Scott Tyler is a Shifter, a teenager born with the ability to undo choices and alter reality. Scott’s been through hell, struggling to control and accept his abilities while fighting off the organizations who want to use Shifters as weapons. After all, a trained soldier is dangerous. A trained soldier who can keep repeating battles until they find a way to win is terrifying.
Scott’s last Shift was to save a life. But the world he’s inadvertently shaped is one where London is a ruin and the Shifters are at war. Desperate to get home, Scott must work out not only who he is in this reality, but how to end the war, uncover the traitor in his team’s midst and find a way to keep the love of his life alive. The odds are stacked against him and, this time, even a Shifter may not be able to beat them…
Kim Curran is one of the best voices in YA. Glaze, her social network driven SF novel, was a highlight of last year and it’s a pleasure to see her get a chance to finish her original trilogy here. It’s also interesting reading this after Glaze, as it gives you an idea of just how versatile she is.
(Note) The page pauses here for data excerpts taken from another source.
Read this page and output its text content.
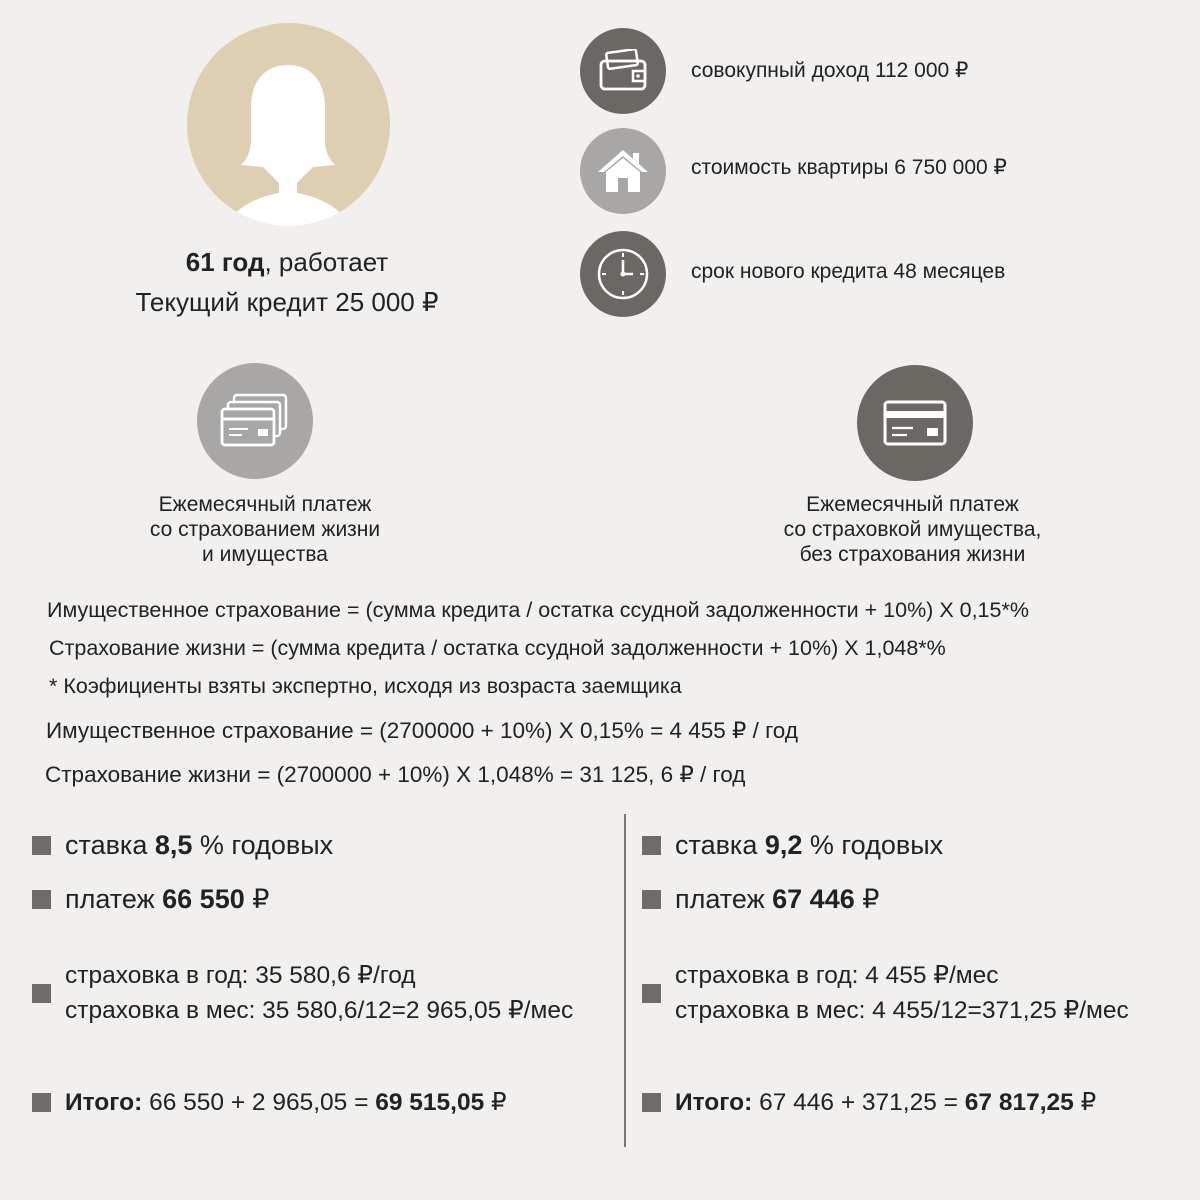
61 год, работает
Текущий кредит 25 000 ₽
совокупный доход 112 000 ₽
стоимость квартиры 6 750 000 ₽
срок нового кредита 48 месяцев
Ежемесячный платеж
со страхованием жизни
и имущества
Ежемесячный платеж
со страховкой имущества,
без страхования жизни
Имущественное страхование = (сумма кредита / остатка ссудной задолженности + 10%) X 0,15*%
Страхование жизни = (сумма кредита / остатка ссудной задолженности + 10%) X 1,048*%
* Коэфициенты взяты экспертно, исходя из возраста заемщика
Имущественное страхование = (2700000 + 10%) X 0,15% = 4 455 ₽ / год
Страхование жизни = (2700000 + 10%) X 1,048% = 31 125, 6 ₽ / год
ставка 8,5 % годовых
платеж 66 550 ₽
страховка в год: 35 580,6 ₽/год
страховка в мес: 35 580,6/12=2 965,05 ₽/мес
Итого: 66 550 + 2 965,05 = 69 515,05 ₽
ставка 9,2 % годовых
платеж 67 446 ₽
страховка в год: 4 455 ₽/мес
страховка в мес: 4 455/12=371,25 ₽/мес
Итого: 67 446 + 371,25 = 67 817,25 ₽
The nature of Shifting means that the books are inevitably a little cross genre and Curran revels in that here. Where previous entries have been nearer the superpowers/conspiracy end of the spectrum, Delete is a flat out action movie and one that gives Curran a chance to show just how good she is at writing pacey, intelligent action. Highlights include some terrifying uses for Shifting mid-firefight, a hostage extraction that goes south and a closing, epic scale battle that includes an armoured vehicle, a helicopter and some creative battlefield engineering. In every case, Curran never loses sight of the characters, the human cost of the war or the motivations on each side. It reminded me of the moral complexity at the heart of The Tripods series and there’s the same sense of weight and responsibility to every choice made here. One particular scene, in which a single shot is fired, really drives that home. This is a book where every choice matters and the alternatives aren’t always good ones.
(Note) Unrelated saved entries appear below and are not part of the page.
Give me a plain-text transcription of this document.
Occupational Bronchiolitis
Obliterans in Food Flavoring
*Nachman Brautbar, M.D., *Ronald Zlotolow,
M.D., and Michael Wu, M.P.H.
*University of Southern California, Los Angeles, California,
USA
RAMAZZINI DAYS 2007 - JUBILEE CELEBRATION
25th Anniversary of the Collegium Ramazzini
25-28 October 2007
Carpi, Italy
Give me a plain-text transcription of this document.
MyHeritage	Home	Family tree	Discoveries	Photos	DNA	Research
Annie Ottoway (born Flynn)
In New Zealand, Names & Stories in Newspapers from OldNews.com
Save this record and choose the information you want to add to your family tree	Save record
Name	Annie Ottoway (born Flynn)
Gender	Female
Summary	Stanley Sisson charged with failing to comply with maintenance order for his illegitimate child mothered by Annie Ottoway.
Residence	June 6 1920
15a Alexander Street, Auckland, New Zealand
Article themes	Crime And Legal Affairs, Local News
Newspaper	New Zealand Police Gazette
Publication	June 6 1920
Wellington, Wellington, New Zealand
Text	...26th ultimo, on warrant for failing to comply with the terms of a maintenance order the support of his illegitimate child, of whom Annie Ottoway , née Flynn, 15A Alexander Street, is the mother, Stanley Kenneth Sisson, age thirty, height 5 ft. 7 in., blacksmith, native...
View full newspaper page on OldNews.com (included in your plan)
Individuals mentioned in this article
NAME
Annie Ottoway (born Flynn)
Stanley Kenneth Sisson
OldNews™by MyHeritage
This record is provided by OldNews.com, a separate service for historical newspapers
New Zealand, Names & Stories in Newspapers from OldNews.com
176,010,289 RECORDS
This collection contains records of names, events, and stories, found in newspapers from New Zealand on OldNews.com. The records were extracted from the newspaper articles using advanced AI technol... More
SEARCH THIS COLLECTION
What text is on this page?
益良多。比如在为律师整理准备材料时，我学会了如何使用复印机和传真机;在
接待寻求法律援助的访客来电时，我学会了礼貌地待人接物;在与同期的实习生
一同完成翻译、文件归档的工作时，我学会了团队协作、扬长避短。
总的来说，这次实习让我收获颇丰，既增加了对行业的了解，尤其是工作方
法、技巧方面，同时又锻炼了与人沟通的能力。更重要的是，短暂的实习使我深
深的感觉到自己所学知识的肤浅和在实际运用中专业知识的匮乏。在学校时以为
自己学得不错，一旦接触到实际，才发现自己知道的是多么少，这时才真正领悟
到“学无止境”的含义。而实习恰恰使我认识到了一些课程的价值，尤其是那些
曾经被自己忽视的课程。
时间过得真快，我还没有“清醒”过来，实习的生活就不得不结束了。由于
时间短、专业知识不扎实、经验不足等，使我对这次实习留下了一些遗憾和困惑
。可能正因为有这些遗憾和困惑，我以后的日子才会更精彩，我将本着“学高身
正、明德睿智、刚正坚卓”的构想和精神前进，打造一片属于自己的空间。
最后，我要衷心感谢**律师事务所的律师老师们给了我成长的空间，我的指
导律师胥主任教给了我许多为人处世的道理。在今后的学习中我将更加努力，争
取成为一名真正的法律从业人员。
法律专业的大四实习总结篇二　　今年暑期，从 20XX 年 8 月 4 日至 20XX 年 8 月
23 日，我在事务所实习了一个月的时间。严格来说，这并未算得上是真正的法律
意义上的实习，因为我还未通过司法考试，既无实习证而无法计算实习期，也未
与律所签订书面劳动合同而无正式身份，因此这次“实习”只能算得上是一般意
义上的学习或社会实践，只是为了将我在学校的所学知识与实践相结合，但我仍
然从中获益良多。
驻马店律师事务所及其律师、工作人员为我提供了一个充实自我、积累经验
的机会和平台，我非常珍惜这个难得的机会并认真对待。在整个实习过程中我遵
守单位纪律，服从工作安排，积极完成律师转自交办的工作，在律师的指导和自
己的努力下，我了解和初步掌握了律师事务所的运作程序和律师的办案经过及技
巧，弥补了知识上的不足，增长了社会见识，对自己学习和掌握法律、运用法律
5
That responsibility really comes to the fore in the book’s most interesting subplot. Scott, marooned in the life of a tougher, nastier version of himself, begins to hear that version as a separate voice in his head. There’s a ticking clock throughout the book as Scott struggles to keep his own identity, even as he begins to settle into the training and memories of this version of his life. A lesser writer would have wrung cheap drama out of this but Curran does something far more interesting. The voice in Scott’s head is a Special Forces Jiminy Cricket, a constant reminder of the weight his choices carry. Plus, as the book goes on and we find out more about him, Curran pulls off something extraordinary. The Scott in this universe clearly had as complex and incident heavy a life as the Scott we know. He’s made tough choices, often bad ones, but he’s also clearly working to control his fate. The impression you’re left with is something close to the best, most action-packed episode of Quantum Leap never filmed. Scott doesn’t arrive at the start of his story but rather in the middle of his counterpart’s and must not only survive but try and honour both their agendas.
That level of complexity and nuance is shot through the entire book. Scott’s relationship with his younger sister is difficult, sweet and real while his interactions with this reality’s version of some of the series’ previous villains are highlights of the book. In this reality, one of them is a hero and the other a victim and their fates, both versions, are yet another millstone around poor Scott’s neck. Most interesting of all though are this reality’s version of Aubrey and Zac. Aubrey is recast as a fellow soldier, one with a code of conduct more rigid than Scott’s and who is initially set up as a rival to him. Seeing Scott, both of him, struggle with their feelings for her provides the book with some of its best moments and Aubrey is always Scott’s equal at the very least. Curran’s heroines have always been a standout feature of her work and that’s true here. Aubrey never feels like a supporting role, rather the lead in her own story that happens to cross over with Scott’s. Likewise Zac, who steals nearly every scene he’s in, feels like a lead in his own right. Handsome, charming and with far more going on under the surface than you might think, he, Aubrey and Scott are the foundation for a rock solid, highly intelligent, exciting story.
Delete is a perfect capstone for Curran’s trilogy, embodying and exploring every aspect of Shifters’ terrifying abilities. It’s also a perfect example of just how good Curran is. Whether writing colossal action scenes, small character moments or new twists of the reality shifting knife, she’s at the top of her game here. So stack the odds in your favour, and pick up Delete and its predecessors now.